Editorial


A crise chega às autarquias

O Orçamento Participativo, antes uma bandeira da Câmara de Palmela,  mostrou o obvio: a Câmara não tem dinheiro para investir. E as poucas obras que vão ser feitas acontecem com recurso a apoio a empréstimos bancários. E as pessoas parecem encolher os ombros. Quem perdeu a noite para assistir às reuniões participadas, gastou o tempo a falar do problema do esgoto da rua, o mau cheiro perto da casa, o barulho que perturba o sono. São problemas importantes para as pessoas mas que, na essência, não servem para a contribuir para a construção de um orçamento municipal. É a prova de que os munícipes já  não acreditam  nos políticos. Sejam de âmbito local ou seja de círculos nacionais.
Hoje, em Portugal, as autarquias gastam muito dinheiro mal gasto e é urgente pôr ordem no poder político local. Basta ver a reportagem desta semana, no Expresso, em que 100 das 308 autarquias estão em “asfixia financeira”. Na verdade sempre foi assim e nunca se fez nada. Em anos de vacas gordas e de forte investimento na construção civil, construíram-se cidades dormitório. Sem condições, sem espaços verdes, sem planeamento, sem se pensar na década seguinte. As autarquias de várias cores políticas encheram “os cofres” e gastaram em pessoal, obra aqui e ali e, sobretudo, em planos de pormenor para requalificar centros urbanos que, afinal de contas, não servem as populações.
É óbvio que os exemplos vêm de cima, e a administração central é tudo menos um bom exemplo. É, aliás, um péssimo exemplo. Trinta e seis anos depois da madrugada de Abril, é confrangedor que o país tenha chegado a este estado de agonia e que o Governo da nação nos venha agora com um orçamento de “salvação nacional” para endireitar aquilo que fizeram mal. Ou me engano muito, ou qualquer dia – há cada vez mais portugueses a fazê-lo, sobretudo nas zonas fronteiriças – começamos a rumar em direcção aos supermercados de Espanha, porque o vento está muito mais moderado.
Mas, concentrando-nos no poder político local que está investido nos municípios portugueses – há autarcas em funções há mais de um quarto de século e forças políticas que nunca saíram do poder desde as eleições democráticas  –, é certo que até 2013 [ano das próximas autárquica] vão ser anos que porá à prova a capacidade de gestão dos autarcas portugueses, que se tem pautado por uma enorme falta de sensatez financeira.

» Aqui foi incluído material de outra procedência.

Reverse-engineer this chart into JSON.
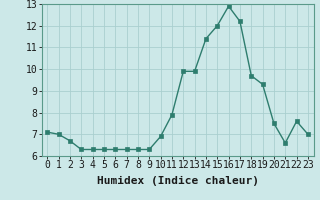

No país em que continua a haver partidos políticos a pagar as quotas dos militantes para captar os seus votos, os vícios transferem-se para os corredores das autarquias e gere-se a “coisa pública” ao sabor do voto.
Enquanto vários milhões de portugueses continuam a empobrecer alegremente, todos nós vemos por aí autarcas, de todas as cores políticas, a esbanjar “milhares de euros” em rotundas, nesse desporto nacional chamado fogo de artifício, em mordomias, em “gente” contratada que nem sequer ousa pensar pela sua própria cabeça, e em obras cuja relação custo/benefício não faz parte do cálculo.
Sabendo-se que com o próximo Orçamento os municípios vão sofrer grandes cortes financeiros, talvez seja esta a altura para aplicar aquele célebre ditado que diz que “a necessidade aguça o engenho”. Em Palmela, por exemplo, a autarquia já sabe que o seu orçamento é de 40 milhões, que do Estado não vai chegar um “tostão”, que as receitas dos impostos municipais está a decair a pique e há, claramente, uma retracção nos investimentos previstos. E com tudo isso só há uma coisa a fazer: começar rapidamente a reduzir a sua factura das despesas. E numa câmara onde os gastos com o pessoal são metade do seu orçamento, há que ter coragem política para intervir.
O que também é preciso é ideias e imaginação, porque as novas tecnologias – há Velhos do Restelo a não quererem entender isso – são actualmente um dos nossos principais aliados para a prática de uma gestão mais verde e com muito menos desperdícios.
Hoje, num país que gasta anualmente 150 milhões de euros em iluminação pública [Palmela, gasta quase 1 milhão] a uma empresa como a EDP, há programas de eficiência energética a que importa aderir rapidamente. No fim de um ano, poupa-se muito dinheiro. Este é só um pequeníssimo exemplo, mas como dizem os antigos “quem não poupa água e lenha, não poupa nada que tenha”.